Tout alla très vite pour la belle brune américaine qui, le 10 juillet 1967, devait enregistrer son premier 45 tours, Mississippi Delta ; en fin de compte, relayée en face B, la chanson passe à la trappe. Car quelques instants avant de pénétrer dans le studio d'enregistrement, Bobbie Gentry avait griffonné la phrase "Billie Joe McAllister jumped off the Tallahatchee bridge" (littéralement, "Billie Joe a sauté du haut du pont de Tallahatchee"). A partir de cette simple phrase, elle construit la chanson qui allait lui apporter la gloire... dont elle aura raison de profiter car ensuite ses apparitions au hit-parades se feront fort rares.
En une heure et demie, une version de sept minutes de Ode to Billie Joe était enregistrée.

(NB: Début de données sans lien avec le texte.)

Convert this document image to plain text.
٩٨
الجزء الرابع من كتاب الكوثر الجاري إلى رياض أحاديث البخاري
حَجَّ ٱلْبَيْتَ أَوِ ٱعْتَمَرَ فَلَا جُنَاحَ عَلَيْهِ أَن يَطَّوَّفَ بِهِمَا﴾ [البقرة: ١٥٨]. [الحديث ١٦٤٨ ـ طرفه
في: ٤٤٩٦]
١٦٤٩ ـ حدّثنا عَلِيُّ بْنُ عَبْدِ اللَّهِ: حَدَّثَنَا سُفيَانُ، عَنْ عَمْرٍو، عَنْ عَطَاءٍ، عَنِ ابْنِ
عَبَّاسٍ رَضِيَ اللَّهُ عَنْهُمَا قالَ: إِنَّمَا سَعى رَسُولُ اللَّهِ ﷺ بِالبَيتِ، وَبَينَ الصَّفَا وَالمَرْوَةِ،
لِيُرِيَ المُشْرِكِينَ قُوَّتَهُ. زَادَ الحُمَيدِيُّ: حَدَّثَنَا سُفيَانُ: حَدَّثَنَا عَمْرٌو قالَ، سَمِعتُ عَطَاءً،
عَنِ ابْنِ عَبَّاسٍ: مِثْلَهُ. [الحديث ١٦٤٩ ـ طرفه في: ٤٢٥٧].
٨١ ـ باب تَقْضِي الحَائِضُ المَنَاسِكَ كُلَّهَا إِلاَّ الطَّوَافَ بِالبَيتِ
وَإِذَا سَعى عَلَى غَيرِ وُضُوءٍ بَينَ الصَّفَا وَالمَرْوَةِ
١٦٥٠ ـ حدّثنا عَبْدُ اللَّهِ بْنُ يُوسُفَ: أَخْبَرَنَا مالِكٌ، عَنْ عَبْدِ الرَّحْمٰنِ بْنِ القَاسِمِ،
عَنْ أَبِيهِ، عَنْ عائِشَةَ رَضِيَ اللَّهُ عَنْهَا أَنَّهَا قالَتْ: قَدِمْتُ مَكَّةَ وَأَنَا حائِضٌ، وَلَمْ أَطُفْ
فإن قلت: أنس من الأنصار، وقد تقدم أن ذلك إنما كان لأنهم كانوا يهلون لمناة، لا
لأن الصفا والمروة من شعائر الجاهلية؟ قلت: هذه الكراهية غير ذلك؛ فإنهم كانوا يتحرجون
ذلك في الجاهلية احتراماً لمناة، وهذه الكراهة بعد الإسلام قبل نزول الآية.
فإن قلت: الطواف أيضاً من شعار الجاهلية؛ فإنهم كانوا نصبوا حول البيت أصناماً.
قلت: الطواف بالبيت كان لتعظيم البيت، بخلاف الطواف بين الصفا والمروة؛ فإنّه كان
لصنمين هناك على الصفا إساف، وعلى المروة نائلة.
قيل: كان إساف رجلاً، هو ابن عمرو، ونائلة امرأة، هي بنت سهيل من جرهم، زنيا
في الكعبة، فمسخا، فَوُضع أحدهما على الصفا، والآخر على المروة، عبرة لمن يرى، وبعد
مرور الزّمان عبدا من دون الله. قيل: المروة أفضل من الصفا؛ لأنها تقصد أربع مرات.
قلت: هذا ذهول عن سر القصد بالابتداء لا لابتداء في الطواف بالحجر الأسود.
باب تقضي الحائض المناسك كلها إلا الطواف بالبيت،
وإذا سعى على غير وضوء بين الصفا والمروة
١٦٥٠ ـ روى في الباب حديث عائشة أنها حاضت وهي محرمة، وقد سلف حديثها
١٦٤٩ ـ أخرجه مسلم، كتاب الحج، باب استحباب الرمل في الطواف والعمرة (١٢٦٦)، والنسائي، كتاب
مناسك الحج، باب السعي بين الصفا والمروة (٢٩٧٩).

Hélas, sept minutes, c'était beaucoup trop pour un 45 tours. Il fallut se résoudre à raccourcir la chanson, en l'amputant de trois minutes. Malheureusement, dans son empressement à cisailler la bande magnétique, le producteur Kelly Gordon avait censuré un couplet explicatif, celui dans lequel la narratrice expliquait ce qui avait, dans un premier temps, été jeté du haut du pont, et qui avait ensuite poussé l'héroïne de la chanson au suicide. S'agissait-il d'un bouquet de fleurs ? D'une bague de fiançailles ou de mariage ? Ou, pire, d'un bébé, la jeune Billie Joe ayant dissimulé sa grossesse à son entourage ?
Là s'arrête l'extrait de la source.